Gazete (Hürriyet) tabii ki, ‘Şehitler’in ne kadar şeker tüketmesi gerektiği konusuna girmemiş. Onun yerine şeker açıklamasını yapan (malum) doktorun fotoğrafını koymuş…
Bir gazetenin baş sayfasına ‘uzun yaşam’ ve ‘şehitler’ haberlerini bu derece ‘müstehcen’ biçimde yerleştiren(ler) hakkında birkaç söz etmek gerekirse ne demeli acaba? Sorumun cevabını ben buldum ama isterseniz siz de bir düşünün….
Söz konusu gazetenin (Hürriyet) ‘Şehitler’le ilgili önceki sayılarındaki haberlerini hatırlamak için internette kısa bir arama yapmayı da ihmal etmedim. Bakalım yakın zamanda ‘Şehitler’ gazetenin hangi köşesine kaç sütuna kaç santim yerleştiriliyordu.

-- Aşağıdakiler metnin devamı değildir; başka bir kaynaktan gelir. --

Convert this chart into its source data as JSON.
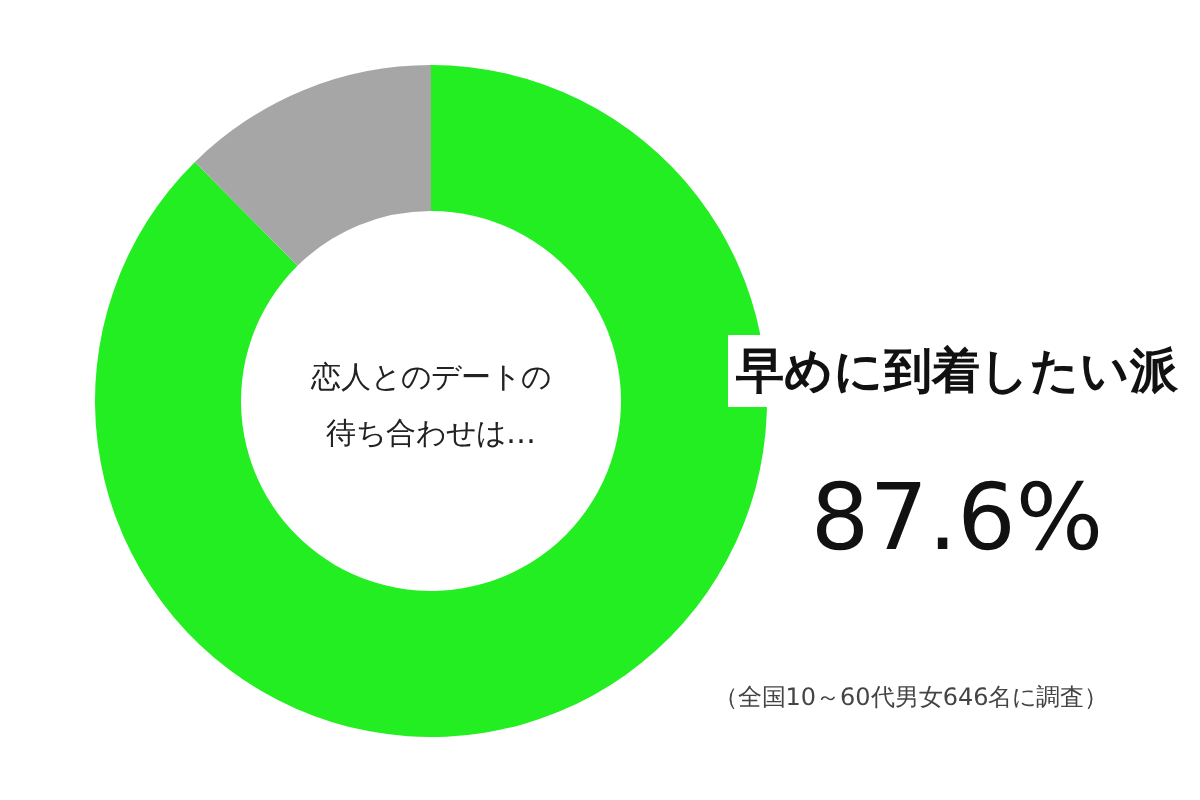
{
  "chart_data": {
    "type": "donut",
    "title": "恋人とのデートの待ち合わせは…",
    "categories": [
      "早めに到着したい派",
      null
    ],
    "values": [
      87.6,
      12.4
    ],
    "colors": [
      "#22ee22",
      "#a6a6a6"
    ],
    "value_labels": [
      "87.6%",
      null
    ],
    "annotations": [
      "（全国10～60代男女646名に調査）"
    ]
  }
}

Yanılmamışım; gazetenin –hem de– çok yakın tarihte yer verdiği bir haber bayağı kallaviymiş: “Şırnakta 1 şehit 5 yaralı”.

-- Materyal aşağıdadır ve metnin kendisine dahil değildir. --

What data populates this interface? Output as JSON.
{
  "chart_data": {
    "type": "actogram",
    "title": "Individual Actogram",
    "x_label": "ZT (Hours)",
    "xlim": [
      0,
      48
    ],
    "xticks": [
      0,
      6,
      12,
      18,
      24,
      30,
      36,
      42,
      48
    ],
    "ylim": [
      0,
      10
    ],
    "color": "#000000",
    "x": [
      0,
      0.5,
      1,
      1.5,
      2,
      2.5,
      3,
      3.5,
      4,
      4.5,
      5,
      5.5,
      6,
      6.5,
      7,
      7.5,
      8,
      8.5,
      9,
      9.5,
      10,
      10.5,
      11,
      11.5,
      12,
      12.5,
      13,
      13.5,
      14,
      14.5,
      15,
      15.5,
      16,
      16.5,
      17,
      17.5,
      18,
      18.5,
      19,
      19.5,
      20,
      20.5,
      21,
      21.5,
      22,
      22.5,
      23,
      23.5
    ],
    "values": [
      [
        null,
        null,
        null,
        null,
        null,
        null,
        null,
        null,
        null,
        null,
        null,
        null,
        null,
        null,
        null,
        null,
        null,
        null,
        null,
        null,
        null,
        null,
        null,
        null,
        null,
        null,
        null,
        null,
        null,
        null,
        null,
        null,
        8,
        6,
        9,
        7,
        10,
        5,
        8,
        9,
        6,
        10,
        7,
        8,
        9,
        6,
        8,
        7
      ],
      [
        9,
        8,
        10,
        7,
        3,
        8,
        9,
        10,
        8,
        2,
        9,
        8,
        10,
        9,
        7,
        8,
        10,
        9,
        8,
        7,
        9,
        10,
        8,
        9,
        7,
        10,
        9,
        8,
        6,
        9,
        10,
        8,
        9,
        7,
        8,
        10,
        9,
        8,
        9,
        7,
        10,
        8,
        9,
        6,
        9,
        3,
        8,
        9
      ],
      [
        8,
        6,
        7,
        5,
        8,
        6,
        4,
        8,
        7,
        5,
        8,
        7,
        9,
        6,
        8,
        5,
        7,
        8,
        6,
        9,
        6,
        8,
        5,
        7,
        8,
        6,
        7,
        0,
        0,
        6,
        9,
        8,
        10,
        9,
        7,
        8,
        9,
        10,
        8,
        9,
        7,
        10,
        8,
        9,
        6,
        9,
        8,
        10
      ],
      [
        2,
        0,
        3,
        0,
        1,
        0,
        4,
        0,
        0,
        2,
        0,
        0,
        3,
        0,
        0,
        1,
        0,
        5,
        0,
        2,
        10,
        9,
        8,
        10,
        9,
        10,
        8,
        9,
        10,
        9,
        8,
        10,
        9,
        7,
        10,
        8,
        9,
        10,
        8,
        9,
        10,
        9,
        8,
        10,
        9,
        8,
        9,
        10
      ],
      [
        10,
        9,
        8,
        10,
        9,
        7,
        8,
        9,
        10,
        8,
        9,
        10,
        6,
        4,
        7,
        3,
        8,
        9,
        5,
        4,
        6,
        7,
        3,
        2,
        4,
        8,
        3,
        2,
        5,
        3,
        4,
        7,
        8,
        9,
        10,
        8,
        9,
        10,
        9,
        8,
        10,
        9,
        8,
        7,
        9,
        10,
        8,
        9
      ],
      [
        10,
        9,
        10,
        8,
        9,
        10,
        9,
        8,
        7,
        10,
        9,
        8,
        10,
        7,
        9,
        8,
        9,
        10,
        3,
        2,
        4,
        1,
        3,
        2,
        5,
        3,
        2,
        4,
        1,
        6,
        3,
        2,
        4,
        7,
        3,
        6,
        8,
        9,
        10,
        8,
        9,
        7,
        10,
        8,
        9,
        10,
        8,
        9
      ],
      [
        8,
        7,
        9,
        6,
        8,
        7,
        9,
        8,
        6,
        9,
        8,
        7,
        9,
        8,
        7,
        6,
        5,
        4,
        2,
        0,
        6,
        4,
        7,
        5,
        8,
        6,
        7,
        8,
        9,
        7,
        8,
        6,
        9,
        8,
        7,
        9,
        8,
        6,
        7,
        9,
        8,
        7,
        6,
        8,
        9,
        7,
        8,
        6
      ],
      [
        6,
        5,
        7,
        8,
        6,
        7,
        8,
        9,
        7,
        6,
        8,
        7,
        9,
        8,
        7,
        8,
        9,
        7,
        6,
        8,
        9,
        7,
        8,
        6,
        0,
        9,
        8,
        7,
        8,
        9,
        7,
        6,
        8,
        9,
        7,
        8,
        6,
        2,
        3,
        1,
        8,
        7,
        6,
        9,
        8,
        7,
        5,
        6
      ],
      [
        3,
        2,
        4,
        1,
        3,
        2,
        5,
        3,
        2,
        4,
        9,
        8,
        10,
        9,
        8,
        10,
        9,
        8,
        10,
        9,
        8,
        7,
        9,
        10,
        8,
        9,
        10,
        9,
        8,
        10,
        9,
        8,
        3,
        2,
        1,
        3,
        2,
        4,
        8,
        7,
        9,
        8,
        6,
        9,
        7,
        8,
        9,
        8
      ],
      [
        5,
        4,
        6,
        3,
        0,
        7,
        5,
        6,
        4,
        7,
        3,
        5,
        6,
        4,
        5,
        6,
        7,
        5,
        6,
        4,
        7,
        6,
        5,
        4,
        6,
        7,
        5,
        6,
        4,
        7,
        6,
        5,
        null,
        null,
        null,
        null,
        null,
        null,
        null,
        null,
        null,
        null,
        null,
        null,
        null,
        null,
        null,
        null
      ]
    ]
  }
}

Demek ki, diye düşündüm, ‘şehit-şehitlik’ meselesi meydanlarda haykırışlarla tekrarlanan bir mevkiden çoktan uzaklaşıp ‘şeker’,‘nişaşta,’, ‘unlu besinler’ türünden ‘uzun yaşam’ı tehdit eden gıdalar mevzuunun arkasında kalmış. Aşağı yukarı şöyle bir sonuç yani: ‘Şehitler-şehitlik’ sıradanlaşsın ki, bizler ‘unlu, nişastalı, şekerli’ ürünlerden sakınarak ‘uzun yaşam’ın yolunu bulabilelim…
Ne acı ve (tekrar etmeden yapamayacağım) ne ‘müstehcen’ bir habercilik ve dünyadır bu böyle….

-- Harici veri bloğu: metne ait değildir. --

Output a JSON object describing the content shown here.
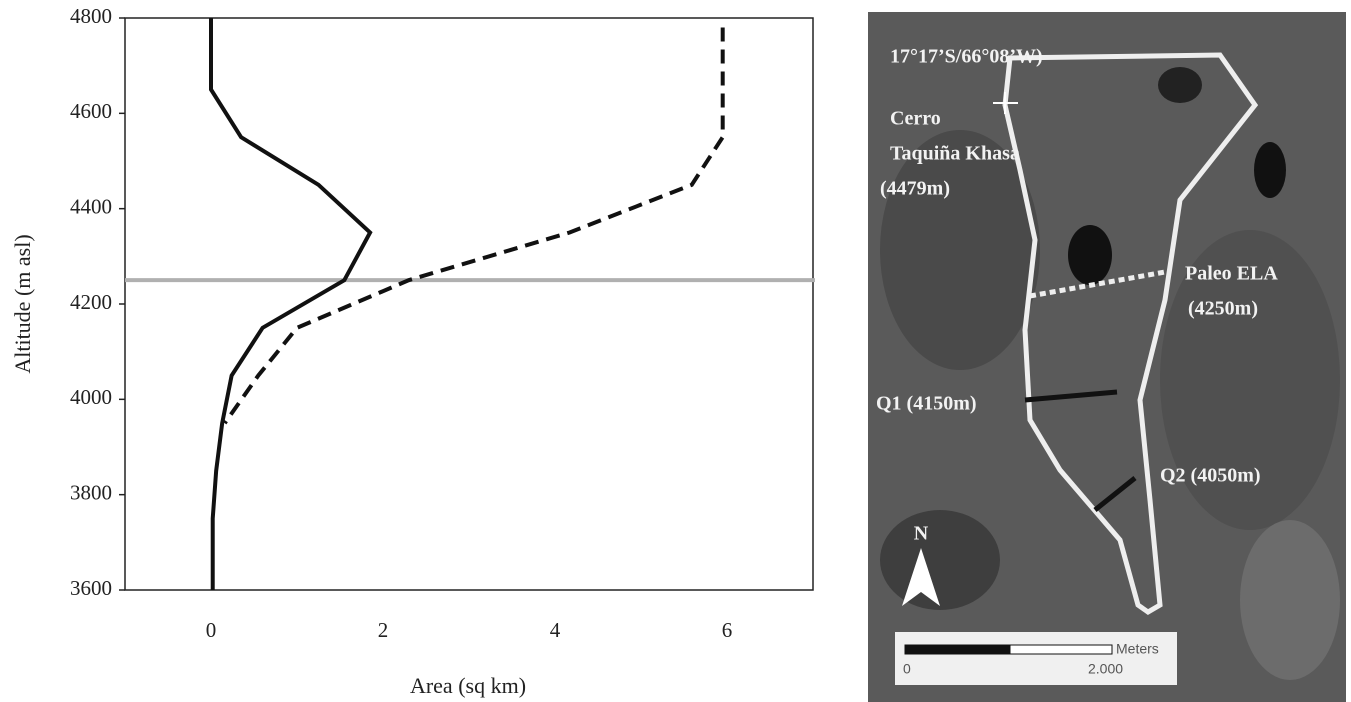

Gazetenin (Hürriyet) ‘şehit’ ilgisi dikkatimi çektiğinden konuyu biraz daha etraflıca araştırmak istedim. Bu süreçte internette karşıma şöyle bir sayfa çıkmaz mı? ‘Şehit- Güncel Şehit Haberi-Hürriyet’
Hemen altında da okurlara şu uyarı: “Şehit ile ilgili tüm haberleri ve son dakika Şehit haber ve gelişmelerini bu sayfamızdan takip edebilirsiniz. Toplam 40.272 Şehit haberi bulunmuştur.” (Dikkat ederseniz ‘Şehit’ sözcüğü her zaman büyük harfle başlıyor…)
İnanılır gibi değil; Bu ‘bilgilendirme’nin hemen altında da şu başlıklar altında konunun ayrıntılarını merak edenler için bir yol haritası:
‘Tarih aralığı’, ‘Yıllara göre’, ‘Aylara göre’.
Ne güzel ve öğretici bir uğraş bu böyle… Yıllara, aylara göre ‘şehit’ taramasını başlatmak ve bilgilenmek…
* * *
”Neler oluyor?” sorusuna ilişkin ikinci konumuz ‘şehitler’le doğrudan ilgili olduğundan ‘Fırat Kalkanı’ ile başlayıp “Önce El Bab. Sonra Münbiç” (kısmetse sonra da Musul) olarak yol alan ‘savaş’ ilanına ilişkin olsun.
Birçoğunuzun şu tespitime katıldığını sanıyorum: Türkiye Cumhuriyeti Suriye ve Irak topraklarında ‘savaşmaktadır.’ Ve bu harekat TSK’nin söz konusu ülkelerde yol almasının gerekçesi -yakınlarda tekrar uzatılan- ‘tezkere’nin çizdiği sınırları çoktan yıkıp geçmiş haliyle basbayağı bir ‘savaş’tır. Demek ki, açıkça ‘ilan’ edilmemiş olsa da T.C. ‘savaş hali’ndedir.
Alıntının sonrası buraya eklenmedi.